Can multiple datasources be crawled at the same time without impact?

Yes. Each datasource configured has its own unique crawler that dynamically scales based on demand. This ensures that multiple datasources can be crawled in parallel without impact to the time required to complete each crawl.

What happens if a document is modified while a crawl is in progress?

When a full (initial) crawl of a datasource is initiated, it captures the state of all documents and content up to the exact timestamp when the crawl started. If any documents are modified or created after this timestamp, they will be processed and incorporated into the search index in one of two ways:

  • Webhooks: Most datasources support webhooks, which Glean leverages to be notified of any content changes. When a webhook is received, it is processed within 1-5 minutes, depending on the datasource.

  • Incremental Crawls: Glean performs an incremental crawl of each datasource every 24 hours. These crawls focus on identifying and incorporating changes that have occurred since the last crawl that were not captured via webhooks. This ensures that all recent modifications are captured.

Both webhooks and incremental crawls operate independently and run concurrently with any active full crawls.

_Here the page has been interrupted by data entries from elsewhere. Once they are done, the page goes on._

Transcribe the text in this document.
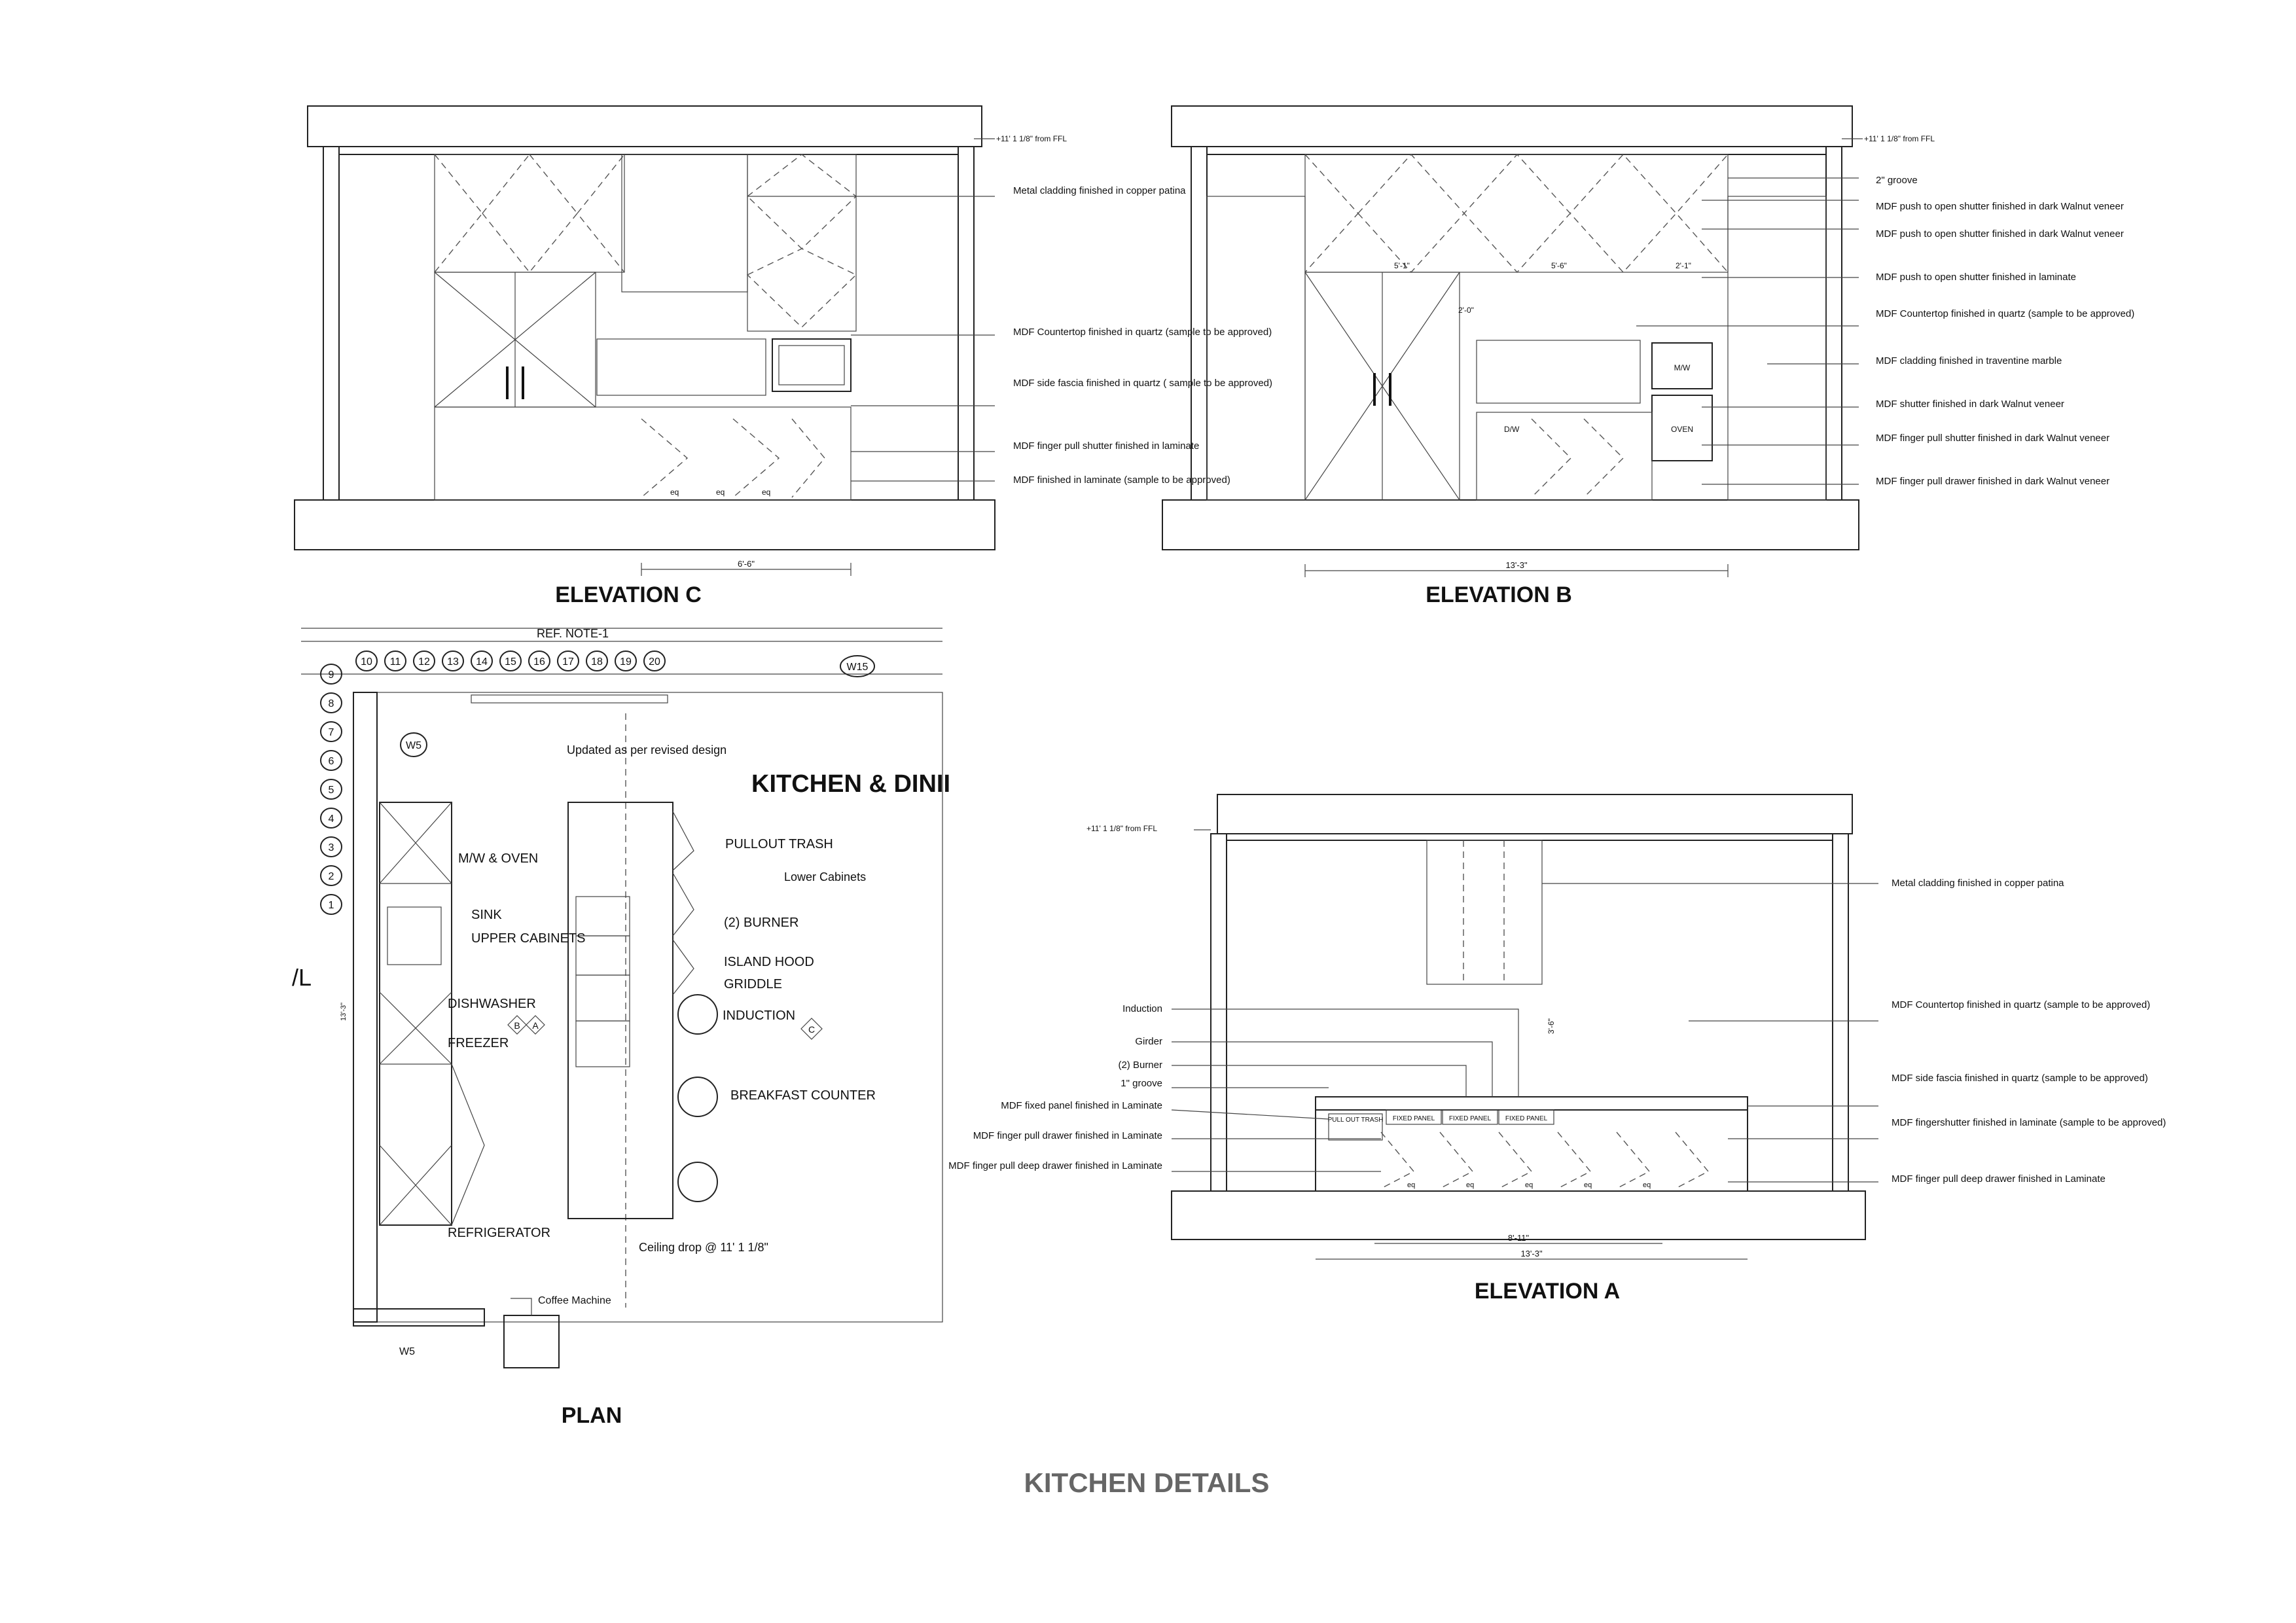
6'-6"
eq	eq	eq
+11' 1 1/8" from FFL
Metal cladding finished in copper patina
MDF Countertop finished in quartz (sample to be approved)
MDF side fascia finished in quartz ( sample to be approved)
MDF finger pull shutter finished in laminate
MDF finished in laminate (sample to be approved)
ELEVATION C
M/W
OVEN
D/W
13'-3"
5'-1"	5'-6"
2'-0"
2'-1"
+11' 1 1/8" from FFL
2" groove
MDF push to open shutter finished in dark Walnut veneer
MDF push to open shutter finished in dark Walnut veneer
MDF push to open shutter finished in laminate
MDF Countertop finished in quartz (sample to be approved)
MDF cladding finished in traventine marble
MDF shutter finished in dark Walnut veneer
MDF finger pull shutter finished in dark Walnut veneer
MDF finger pull drawer finished in dark Walnut veneer
ELEVATION B
REF. NOTE-1
10 11 12 13 14 15 16 17 18 19 20
9
8
7
6
5
4
3
2
1
W15
W5
W5
/L
13'-3"
KITCHEN & DINII
B A	C
Coffee Machine
Updated as per revised design
M/W & OVEN
SINK
UPPER CABINETS
DISHWASHER
FREEZER
REFRIGERATOR
PULLOUT TRASH
Lower Cabinets
(2) BURNER
ISLAND HOOD
GRIDDLE
INDUCTION
BREAKFAST COUNTER
Ceiling drop @ 11' 1 1/8"
PLAN
PULL OUT TRASH FIXED PANEL FIXED PANEL FIXED PANEL
eq	eq	eq	eq	eq
8'-11"
13'-3"
3'-6"
+11' 1 1/8" from FFL
Induction
Girder
(2) Burner
1" groove
MDF fixed panel finished in Laminate
MDF finger pull drawer finished in Laminate
MDF finger pull deep drawer finished in Laminate
Metal cladding finished in copper patina
MDF Countertop finished in quartz (sample to be approved)
MDF side fascia finished in quartz (sample to be approved)
MDF fingershutter finished in laminate (sample to be approved)
MDF finger pull deep drawer finished in Laminate
ELEVATION A
KITCHEN DETAILS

This design ensures that document updates are processed efficiently and that the system remains up-to-date with the latest changes.

Checking the Crawling & Indexing Status

You can check the status of your in-progress crawls at any time by going to Workspace Settings > Setup > Apps and reviewing the table of configured apps.

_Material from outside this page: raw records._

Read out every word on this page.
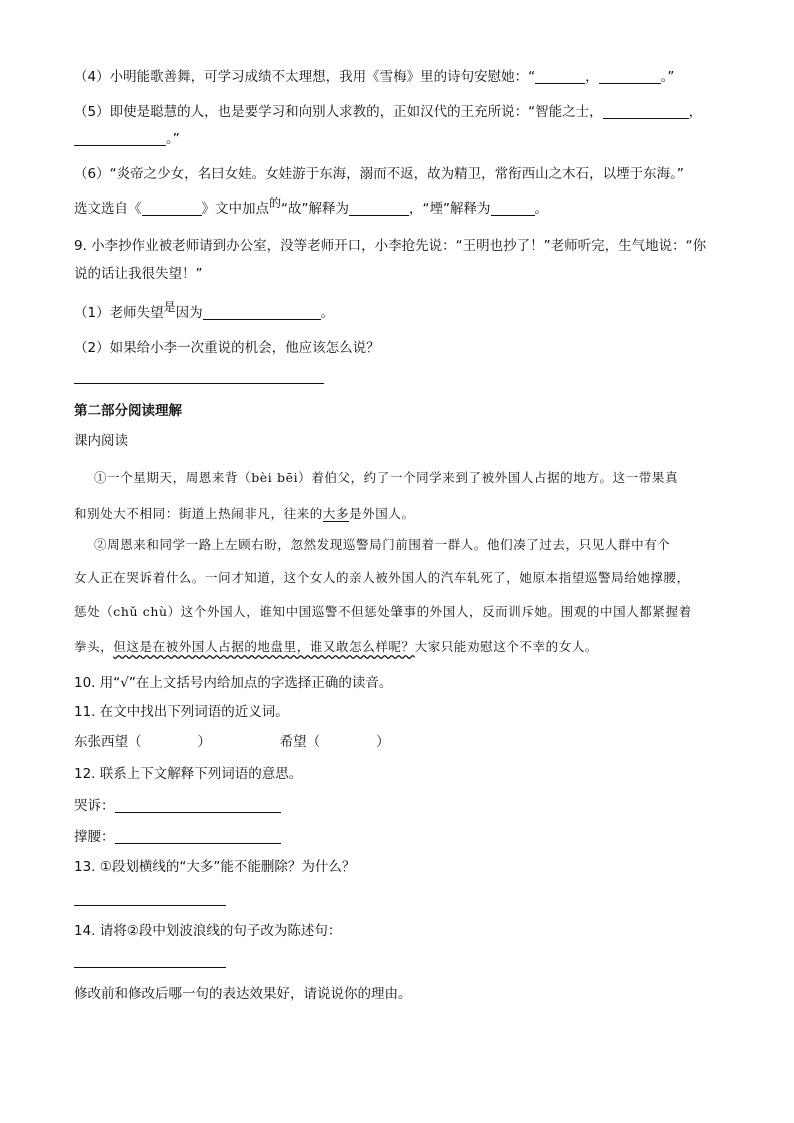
（4）小明能歌善舞，可学习成绩不太理想，我用《雪梅》里的诗句安慰她：“	，	。”
（5）即使是聪慧的人，也是要学习和向别人求教的，正如汉代的王充所说：“智能之士，	，
。”
（6）“炎帝之少女，名曰女娃。女娃游于东海，溺而不返，故为精卫，常衔西山之木石，以堙于东海。”
选文选自《	》文中加点的“故”解释为	，“堙”解释为	。
9. 小李抄作业被老师请到办公室，没等老师开口，小李抢先说：“王明也抄了！”老师听完，生气地说：“你
说的话让我很失望！”
（1）老师失望是因为	。
（2）如果给小李一次重说的机会，他应该怎么说？
第二部分阅读理解
课内阅读
①一个星期天，周恩来背（bèi bēi）着伯父，约了一个同学来到了被外国人占据的地方。这一带果真
和别处大不相同：街道上热闹非凡，往来的大多是外国人。
②周恩来和同学一路上左顾右盼，忽然发现巡警局门前围着一群人。他们凑了过去，只见人群中有个
女人正在哭诉着什么。一问才知道，这个女人的亲人被外国人的汽车轧死了，她原本指望巡警局给她撑腰，
惩处（chǔ chù）这个外国人，谁知中国巡警不但惩处肇事的外国人，反而训斥她。围观的中国人都紧握着
拳头，但这是在被外国人占据的地盘里，谁又敢怎么样呢？大家只能劝慰这个不幸的女人。
10. 用“√”在上文括号内给加点的字选择正确的读音。
11. 在文中找出下列词语的近义词。
东张西望（	）	希望（	）
12. 联系上下文解释下列词语的意思。
哭诉：
撑腰：
13. ①段划横线的“大多”能不能删除？为什么？
14. 请将②段中划波浪线的句子改为陈述句：
修改前和修改后哪一句的表达效果好，请说说你的理由。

Here, you will see information about the progress of the crawl, including how many documents have been indexed, and any errors that may have occurred.

Tip

For crawls of large datasources, or datasources with low rate limits, it is normal for the document count to be low initially and then exponentially increase over a few days.

If the document count remains low after a few days, please check the permissions granted to the Glean connector and contact Glean support.

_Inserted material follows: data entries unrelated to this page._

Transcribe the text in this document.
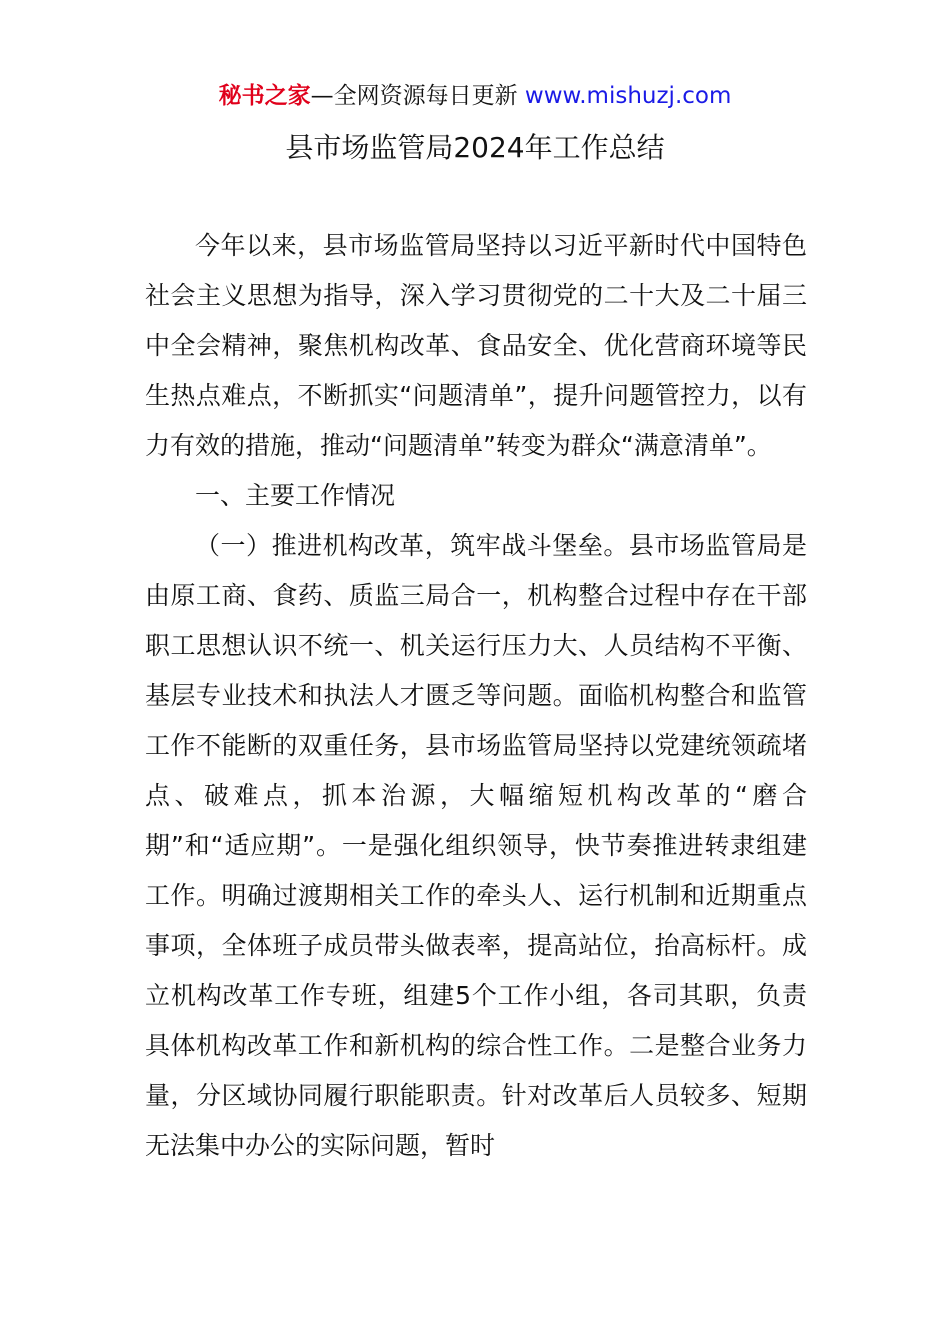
秘书之家—全网资源每日更新 www.mishuzj.com
县市场监管局2024年工作总结

今年以来，县市场监管局坚持以习近平新时代中国特色社会主义思想为指导，深入学习贯彻党的二十大及二十届三中全会精神，聚焦机构改革、食品安全、优化营商环境等民生热点难点，不断抓实“问题清单”，提升问题管控力，以有力有效的措施，推动“问题清单”转变为群众“满意清单”。

一、主要工作情况

（一）推进机构改革，筑牢战斗堡垒。县市场监管局是由原工商、食药、质监三局合一，机构整合过程中存在干部职工思想认识不统一、机关运行压力大、人员结构不平衡、基层专业技术和执法人才匮乏等问题。面临机构整合和监管工作不能断的双重任务，县市场监管局坚持以党建统领疏堵点、破难点，抓本治源，大幅缩短机构改革的“磨合期”和“适应期”。一是强化组织领导，快节奏推进转隶组建工作。明确过渡期相关工作的牵头人、运行机制和近期重点事项，全体班子成员带头做表率，提高站位，抬高标杆。成立机构改革工作专班，组建5个工作小组，各司其职，负责具体机构改革工作和新机构的综合性工作。二是整合业务力量，分区域协同履行职能职责。针对改革后人员较多、短期无法集中办公的实际问题，暂时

About Machine Learning (M/L)

Once the crawling and indexing processes have been completed, Glean will initiate several Machine Learning (M/L) workflows that will run on all indexed content.

The M/L process is critically important and is responsible for:

  1. Optimizing search query understanding and spellcheck.
  2. Understanding synonyms, acronyms, and semantics used in documents and between employees within your organization.
  3. Enhancing relevance rankings for search results and people suggestions.
  4. Enabling query suggestions, predictive text, and autocomplete.
  5. Training the unique language model for your organization; which is essential for operation of Glean Chat and Glean Assistant.

Warning

Usage of Glean is not supported until the M/L process has completed successfully.

How long does the M/L process take to complete?

Completing all required M/L workflows can take 2-14 days in total, depending on:

  • The amount of content that needs to be processed as part of each M/L workflow.
  • The GCP or AWS region that your Glean tenant was deployed to (and the tier of TPU/GPU hardware available in that region).
    • For example, using an Nvidia T4 GPU (if that is all that is supported in your elected deployment region) instead of a dedicated TPU typically increases the time required to run all M/L workflows by a factor of 4-6x.
Does the M/L process run in parallel with the crawl/index processes?

No. The M/L workflows must be run on a complete dataset. Hence, Glean cannot initiate the M/L process until all of your datasources have been crawled and indexed.

What is the impact if the M/L process is not completed?
  • Search results will be significantly degraded.
  • Glean Assistant and Glean Chat will not respond correctly.
  • Spellcheck will be errornous.
  • Autocomplete will not function.
  • Any synonyms or acronyms used within the organization will not be understood if included in a search query.

Checking the Machine Learning (M/L) Status

The M/L workflows are background processes - it is not currently possible to check the status of these inside the Glean UI.

Success

Your Glean engineer will notify you on the progress of these workflows and when they complete successfully.